Has it really been ten years? In the summer of 1996, id Software’s Quake changed gaming forever. The same team’s Wolfenstein 3D and Doom had allowed players to roam 3D worlds for the first time, but Quake’s network mode was something else again. As well as battling through an HP Lovecraft-inspired storyline, players could slash, shoot and rocket each other into small pieces in a selection of beige arenas. Internet gaming would take a while longer to kick off properly, but on an office network – bliss was it in that lunchtime to be alive. Or, at regular intervals, dead.
Nominally the fourth game in the series, Quake 4 is the first sequel. Quake III Arena, released in 1999, was multiplayer-only, going head to head with Epic Games’ Unreal Tournament and, frankly, getting its arse kicked. Quake II, which got a mixed reception, adopted a new scenario from the original, switching from gothic fantasy to science fiction. We now continue where it left off, but with a new protagonist.

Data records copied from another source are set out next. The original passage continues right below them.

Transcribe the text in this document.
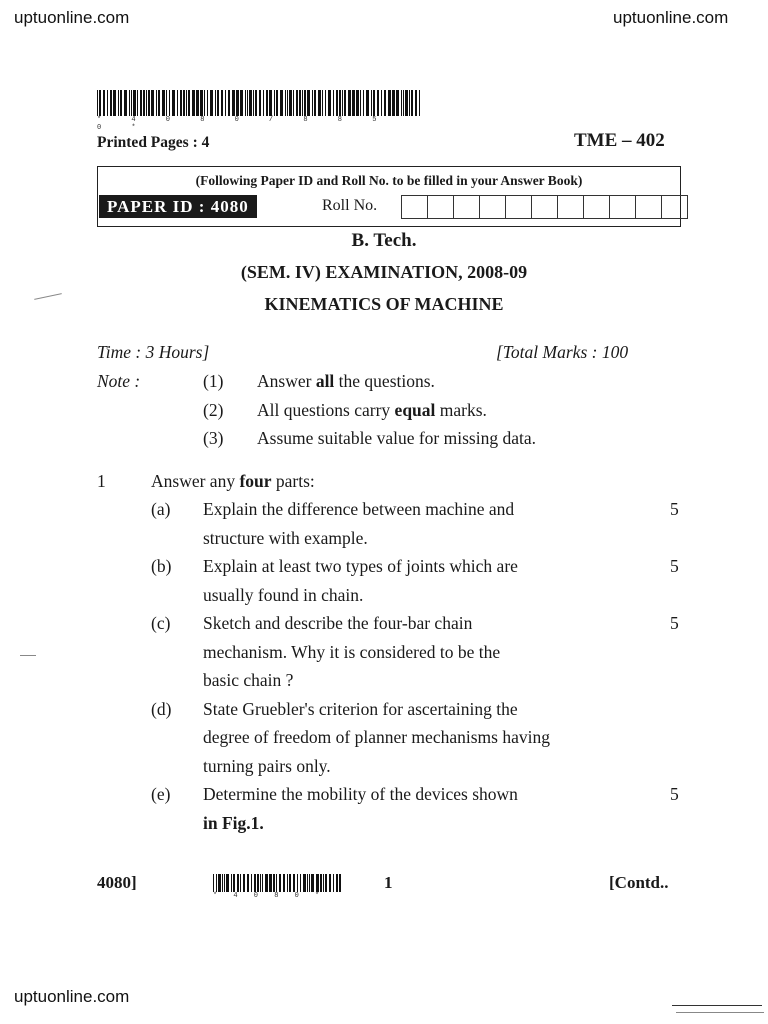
uptuonline.com	uptuonline.com
uptuonline.com
* 4 0 8 0 / 8 8 5 0 *
Printed Pages : 4	TME – 402
(Following Paper ID and Roll No. to be filled in your Answer Book)
PAPER ID : 4080	Roll No.
B. Tech.
(SEM. IV) EXAMINATION, 2008-09
KINEMATICS OF MACHINE
Time : 3 Hours]	[Total Marks : 100
Note :	(1)	Answer all the questions.
(2)	All questions carry equal marks.
(3)	Assume suitable value for missing data.
1	Answer any four parts:
(a) Explain the difference between machine and
structure with example.
5
(b) Explain at least two types of joints which are
usually found in chain.
5
(c) Sketch and describe the four-bar chain
mechanism. Why it is considered to be the
basic chain ?
5
(d) State Gruebler's criterion for ascertaining the
degree of freedom of planner mechanisms having
turning pairs only.
(e) Determine the mobility of the devices shown
in Fig.1.
5
4080]
* 4 0 8 0 *
1	[Contd..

As Marine Matthew Kane, you arrive on the home planet of the Strogg, where you go up against their fiendish defences, getting captured en route and hideously transfigured in a way that would be as shocking as it was dramatic if it hadn’t been explained in the blurb. Anyway, the scenario is all a bit more Counter-Strike/Call of Duty this time around. A cinematic opening segues straight into first-person action, with your fellow soldiers explaining the situation and giving you orders. The characters are drawn in some detail, both visually and psychologically, and the most atmospheric moments are those when conversations and events involving other Marines are happening around you. As in previous id games, music and sound effects are well integrated.
This all helps to create a movie-like feel, but not entirely in a good way. The more the characters talk to you, the more unnatural it feels that you can’t talk to them. They’ll bark orders, swear under their breath, panic when appropriate, and make sarcastic remarks if you’re slow, but they won’t move to let you past or react if you shoot them. The Strogg are even dumber, lumbering around like extras in a pantomime.
A rigidly linear storyline doesn’t help. You wander about until you meet someone who gives you an objective, then wander about until you’re told you’ve completed it, shooting whatever moves on the way. To relieve the claustrophobia, there are outdoor sequences where you get to drive heavy vehicles and blast massive spacecraft out of the sky. These are fun, but even more linear, like a ghost train ride, and the gameplay isn’t quite responsive enough to let you really lose yourself in the action.
That criticism applies in some degree to the whole game. Developed by Raven Software, Quake 4 is based on the engine from id’s Doom 3. As we said of that game, graphics aren’t everything, even if your Mac can do justice to them. On our 2.1GHz G5 iMac with 1.5GB RAM, Quake 4 defaulted to its lowest quality settings. That was a bit pessimistic: when we turned off energy saving and restarted, the game proved playable at 1024×768 with high-quality effects and some anti-aliasing, and looked pretty good on it, although the frame rate occasionally dropped to single figures in heavy action. Even at low settings, however, performance wasn’t seamless. A foe leaping out from the darkness just doesn’t give you the same adrenaline rush after a half-second delay.
Unless you’re a complete newbie, you’ll progress through quite a few levels without having any reason to die. Even when bigger enemies arrive, they go down quite straightforwardly. There’s a degree of strategy involved in choosing between your weapons, a familiar arsenal that gains various upgrades as you progress, but little real problem-solving to be done and only limited interaction with your environment. Later, to be fair, things do get more interesting.
And so to multi-player. What can we say? It’s a multi-player first person shooter. The railgun is the preferred weapon, great if you’re into pinpoint accuracy; rocket launcher fans may not be so impressed by the mushy effort on offer. You can play deathmatch or capture the flag. That’s if you can find anyone to play with. We logged on at what should have been a fairly busy time, and found a grand total of ten active games, all but two empty. Not exactly a vibrant online community. A dedicated server app is included to run your own games, but bizarrely there are no bots to practise against or fill out a match.
We’re too jaded to give this more than three out of five. Don’t let us put you off: the single-player story has its moments, and multi-player is OK. We’d just have liked to see something more coherent and compelling under a name that inspires such heady nostalgia.